Le bonheur n’est pas ce que l’on croit, semble dire Georges Perec dans Les choses. Mais ce premier roman du futur Oulipo n’est lui-même pas non plus ce que l’on pourrait penser. Le titre, la longue description d’un appartement idéal dans le premier chapitre, la conclusion où ses personnages goûtent à un repas sans saveur servi dans un couvert luxueux, tout indique que cette "histoire des années soixante" est une critique du matérialisme et de la société de consommation alors en plein triomphe. Mais comme l'auteur lui-même a tenu à le préciser, cela n’est pas si simple.
Les choses est l’histoire d’un couple parisien, Jérôme et Sylvie. Intellectuels vivant chichement, ces jeunes gens sont d’éternels insatisfaits. Ils vivent avec l'espoir d'un événement qui leur permettra de vivre selon leurs ambitions, dans une profusion d’objets correspondant au standing qu’ils imaginent mériter. Ils attendent ce moment où leurs conditions de vie correspondront à l’idée flatteuse qu’ils ont d’eux-mêmes. Dans la deuxième partie du livre, ils provoquent le destin, migrant en Tunisie. Mais ils s’y heurtent aux mêmes frustrations qu’à Paris. Tant et si bien que, de guerre lasse, ils acceptent de rentrer dans la normalité et de prendre racine dans un poste stable en province.
Les choses n’est pas une charge contre le matérialisme, car jamais, Georges Perec ne nie que Jérôme et Sylvie pourront trouver le bonheur dans l’acquisition des objets convoités. Ce que l’auteur constate plutôt, c’est que l’omniprésence de ces mêmes objets dans la société actuelle les fait oublier que les acquérir a un prix.

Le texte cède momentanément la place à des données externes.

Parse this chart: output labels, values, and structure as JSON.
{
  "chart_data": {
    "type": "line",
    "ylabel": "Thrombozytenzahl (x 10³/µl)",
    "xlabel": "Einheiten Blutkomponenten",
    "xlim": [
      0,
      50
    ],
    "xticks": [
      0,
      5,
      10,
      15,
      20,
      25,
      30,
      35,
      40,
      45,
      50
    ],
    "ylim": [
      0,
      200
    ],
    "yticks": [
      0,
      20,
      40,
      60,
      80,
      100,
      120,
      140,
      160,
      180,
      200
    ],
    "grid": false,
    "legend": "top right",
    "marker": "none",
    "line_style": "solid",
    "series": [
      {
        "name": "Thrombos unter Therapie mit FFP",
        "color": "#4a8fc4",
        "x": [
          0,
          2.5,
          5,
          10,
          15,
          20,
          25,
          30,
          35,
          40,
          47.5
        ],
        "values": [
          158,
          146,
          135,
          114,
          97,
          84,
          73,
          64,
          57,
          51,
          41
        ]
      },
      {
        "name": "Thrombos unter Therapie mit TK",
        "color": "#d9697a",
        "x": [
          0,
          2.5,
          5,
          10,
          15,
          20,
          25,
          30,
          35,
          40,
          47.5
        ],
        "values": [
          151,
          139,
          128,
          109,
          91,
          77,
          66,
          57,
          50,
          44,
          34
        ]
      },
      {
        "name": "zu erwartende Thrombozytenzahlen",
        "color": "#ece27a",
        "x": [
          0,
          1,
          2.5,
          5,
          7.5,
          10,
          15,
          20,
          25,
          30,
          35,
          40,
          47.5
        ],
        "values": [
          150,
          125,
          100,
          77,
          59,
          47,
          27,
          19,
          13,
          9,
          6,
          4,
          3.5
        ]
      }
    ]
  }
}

Les gens qui choisissent de gagner d’abord de l’argent, ceux qui réservent pour plus tard, pour quand ils seront riches, leurs vrais projets, n’ont pas forcément tort. Ceux qui ne veulent que vivre, et qui appellent vie la liberté la plus grande, la seule poursuite du bonheur, l’exclusif assouvissement de leurs désirs ou de leurs instincts, l’usage immédiat des richesses illimitées du monde, ceux-là seront toujours malheureux (p. 71).
Jérôme et Sylvie appartiennent à la seconde catégorie. Ils savent que le bonheur s’obtient par la réussite, laquelle se mesure par l’aisance matérielle. Ils ont déjà intégré ce précepte du matérialisme. Mais ils continuent à vivre sur un mode aristocratique, pensant mériter tout ce qu’ils souhaitent par leur attitude, leur instruction, leur distinction, plutôt que par un labeur long et trivial. Cette "histoire des années soixante" (c’est le sous-titre du roman) est en fait un portrait de la France de l’époque, arrogante mais attentiste. Et il est encore valide, les comportements décrits évoquant encore ceux de la jeunesse urbaine d'aujourd'hui, plus tout à fait bohème, mais pas encore bourgeoise.
Les choses dont traite le roman ne sont pas seulement celles que voudraient Jérôme et Sylvie. Les choses, avant tout, se sont eux. Dans son style, dans son exposé de leur histoire, dans la présentation de leurs envies et de leur inaction, Perec a réifié les deux jeunes gens. Ecrit sans chichi et dans un style descriptif, avec une neutralité absolue (et son corollaire, une certaine condescendance), Les choses se sert des personnages pour décrire une certaine catégorie sociale et montrer les dilemmes que l’abondance pose à un vieux pays comme le nôtre. C’est en cela que cette œuvre est une histoire des années soixante, une histoire de l’aigreur et des frustrations françaises.